Rethinking Regulation at the Kenan Institute for Ethics provides a forum for leading scholars to explore better conceptual frameworks for regulatory decision-making, inform smarter design of regulatory institutions, guide more effective formulation of regulatory policy, and better align regulatory governance with the requirements of democratic legitimacy.

In the fall of 2010, the Kenan Institute for Ethics launched Rethinking Regulation, a three-year faculty working group, to reconsider the purposes and strategies of regulatory governance, both in the United States and the wider world. Participants come from Duke’s professional schools, social science departments, and moral and political philosophy.

Bridging disciplinary divides, Rethinking Regulation brings together academics who study a wide range of regulatory domains (healthcare, finance, labor relations, environmental protection, antitrust, consumer protection), various jurisdictions (the United States, the European Union, developing economies), and a multiplicity of regulatory protagonists (classic public regulatory agencies, mechanisms of corporate governance, self-regulatory organizations, watchdog NGOs).
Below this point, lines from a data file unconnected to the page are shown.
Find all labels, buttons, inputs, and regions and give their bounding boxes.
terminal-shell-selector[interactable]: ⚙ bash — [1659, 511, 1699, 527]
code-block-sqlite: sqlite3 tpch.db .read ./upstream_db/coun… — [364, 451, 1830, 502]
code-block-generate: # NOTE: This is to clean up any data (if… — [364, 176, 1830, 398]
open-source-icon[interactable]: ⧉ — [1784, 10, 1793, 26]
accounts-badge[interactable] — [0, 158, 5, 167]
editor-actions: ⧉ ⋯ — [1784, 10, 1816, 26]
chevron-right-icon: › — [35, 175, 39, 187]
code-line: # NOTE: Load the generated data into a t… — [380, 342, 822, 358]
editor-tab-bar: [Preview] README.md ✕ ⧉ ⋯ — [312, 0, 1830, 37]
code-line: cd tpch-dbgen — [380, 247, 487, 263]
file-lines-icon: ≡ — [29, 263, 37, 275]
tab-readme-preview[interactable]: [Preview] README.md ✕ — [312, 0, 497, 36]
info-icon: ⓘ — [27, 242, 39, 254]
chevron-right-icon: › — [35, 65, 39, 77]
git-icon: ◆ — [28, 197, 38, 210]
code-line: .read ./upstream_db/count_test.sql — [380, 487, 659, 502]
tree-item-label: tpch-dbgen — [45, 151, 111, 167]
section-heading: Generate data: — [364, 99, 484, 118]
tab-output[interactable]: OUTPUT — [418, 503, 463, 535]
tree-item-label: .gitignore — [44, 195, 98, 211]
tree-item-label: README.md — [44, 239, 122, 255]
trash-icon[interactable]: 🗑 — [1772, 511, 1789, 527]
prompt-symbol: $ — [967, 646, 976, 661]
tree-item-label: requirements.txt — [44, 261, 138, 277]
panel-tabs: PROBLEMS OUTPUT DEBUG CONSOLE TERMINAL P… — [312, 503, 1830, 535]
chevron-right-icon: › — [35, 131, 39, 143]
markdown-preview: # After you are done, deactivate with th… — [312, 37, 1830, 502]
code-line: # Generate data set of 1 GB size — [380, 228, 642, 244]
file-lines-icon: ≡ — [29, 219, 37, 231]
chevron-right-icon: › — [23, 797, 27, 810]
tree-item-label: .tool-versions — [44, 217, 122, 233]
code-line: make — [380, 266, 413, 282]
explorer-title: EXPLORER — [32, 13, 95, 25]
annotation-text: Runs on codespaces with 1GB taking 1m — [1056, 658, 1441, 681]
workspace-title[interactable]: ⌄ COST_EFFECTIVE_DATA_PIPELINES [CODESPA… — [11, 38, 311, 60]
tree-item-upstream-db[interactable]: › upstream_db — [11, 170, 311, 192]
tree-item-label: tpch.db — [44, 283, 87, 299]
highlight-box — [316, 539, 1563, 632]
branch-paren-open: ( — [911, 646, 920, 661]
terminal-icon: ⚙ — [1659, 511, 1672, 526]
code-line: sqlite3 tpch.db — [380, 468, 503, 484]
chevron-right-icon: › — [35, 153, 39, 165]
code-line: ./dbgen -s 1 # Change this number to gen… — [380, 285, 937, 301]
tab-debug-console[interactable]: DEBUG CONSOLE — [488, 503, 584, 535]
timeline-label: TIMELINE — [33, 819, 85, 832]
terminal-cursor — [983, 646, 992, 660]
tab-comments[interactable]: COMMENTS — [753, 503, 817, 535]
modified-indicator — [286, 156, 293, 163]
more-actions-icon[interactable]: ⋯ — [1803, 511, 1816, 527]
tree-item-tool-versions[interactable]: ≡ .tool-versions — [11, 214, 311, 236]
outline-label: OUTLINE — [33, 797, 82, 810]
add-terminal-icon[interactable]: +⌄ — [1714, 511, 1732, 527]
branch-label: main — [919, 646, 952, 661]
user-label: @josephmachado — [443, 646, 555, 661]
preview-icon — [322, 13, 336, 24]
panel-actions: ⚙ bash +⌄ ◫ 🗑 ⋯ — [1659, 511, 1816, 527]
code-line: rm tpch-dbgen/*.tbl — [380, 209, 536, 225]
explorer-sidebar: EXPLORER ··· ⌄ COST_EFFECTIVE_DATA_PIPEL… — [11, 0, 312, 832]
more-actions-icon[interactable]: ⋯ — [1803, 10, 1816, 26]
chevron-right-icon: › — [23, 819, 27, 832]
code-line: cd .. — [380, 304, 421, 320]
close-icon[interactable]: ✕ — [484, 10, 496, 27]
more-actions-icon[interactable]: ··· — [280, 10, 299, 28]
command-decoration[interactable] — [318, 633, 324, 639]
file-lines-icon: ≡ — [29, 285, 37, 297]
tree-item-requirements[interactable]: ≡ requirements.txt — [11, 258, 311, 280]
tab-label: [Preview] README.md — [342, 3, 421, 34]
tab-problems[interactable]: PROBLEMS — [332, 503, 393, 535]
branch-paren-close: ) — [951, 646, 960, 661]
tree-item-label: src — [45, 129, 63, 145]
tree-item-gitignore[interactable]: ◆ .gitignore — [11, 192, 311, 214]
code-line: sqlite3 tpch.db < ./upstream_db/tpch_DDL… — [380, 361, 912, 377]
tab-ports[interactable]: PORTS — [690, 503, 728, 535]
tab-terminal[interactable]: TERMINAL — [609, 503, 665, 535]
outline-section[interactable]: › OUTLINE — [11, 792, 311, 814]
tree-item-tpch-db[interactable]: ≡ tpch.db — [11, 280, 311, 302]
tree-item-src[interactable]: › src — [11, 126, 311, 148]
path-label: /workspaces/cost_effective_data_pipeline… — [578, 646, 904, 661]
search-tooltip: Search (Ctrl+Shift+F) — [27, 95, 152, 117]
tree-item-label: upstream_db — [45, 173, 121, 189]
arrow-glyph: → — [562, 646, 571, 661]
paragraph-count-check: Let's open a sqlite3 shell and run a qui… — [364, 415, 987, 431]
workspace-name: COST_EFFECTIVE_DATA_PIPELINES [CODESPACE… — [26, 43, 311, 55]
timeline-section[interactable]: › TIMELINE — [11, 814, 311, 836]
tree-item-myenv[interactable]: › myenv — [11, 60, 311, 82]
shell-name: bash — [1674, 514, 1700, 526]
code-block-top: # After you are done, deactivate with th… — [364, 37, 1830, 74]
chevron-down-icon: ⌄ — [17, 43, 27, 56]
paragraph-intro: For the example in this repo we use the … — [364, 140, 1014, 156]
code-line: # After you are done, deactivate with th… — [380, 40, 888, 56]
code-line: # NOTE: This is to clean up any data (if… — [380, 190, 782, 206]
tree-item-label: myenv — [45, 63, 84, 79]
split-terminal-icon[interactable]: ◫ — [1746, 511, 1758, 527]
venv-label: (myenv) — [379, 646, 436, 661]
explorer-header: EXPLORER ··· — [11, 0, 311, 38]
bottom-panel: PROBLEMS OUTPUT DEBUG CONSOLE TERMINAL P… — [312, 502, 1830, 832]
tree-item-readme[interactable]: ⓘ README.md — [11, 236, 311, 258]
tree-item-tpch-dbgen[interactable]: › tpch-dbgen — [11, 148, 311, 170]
Ethics questions are central. All the issues Rethinking Regulation considers have normative dimensions. How, for example, can one sensibly settle conflicts between regulatory aspirations without a theory of the common good? To what extent can an ethos of professionalism sustain regulatory missions? What are the social and moral ramifications of predicating regulatory decision-making only on an economic calculus?

Context and approach
The still dominant conceptual approaches to regulatory policy are rooted in a powerful set of concepts that emerged out of American academia in the 1960s and 1970s, especially from economists at the University of Chicago and economists and political scientists at the University of Virginia. These ideas have various labels – public choice, rational choice, the economic theory of politics. Based on assumptions about the pervasiveness of selfish motivations, they counseled great skepticism about the capacities of public institutions to achieve the common good, generated an enormous literature about the dynamics of government failure, and powerfully shaped regulatory policy in America and abroad.

The participants in Rethinking Regulation wish to reconsider basic questions about the bases of human motivation, the organizational culture of public institutions, and the role of moral judgment in governance, and in so doing, develop explanations for instances of governmental success as well as governmental failure.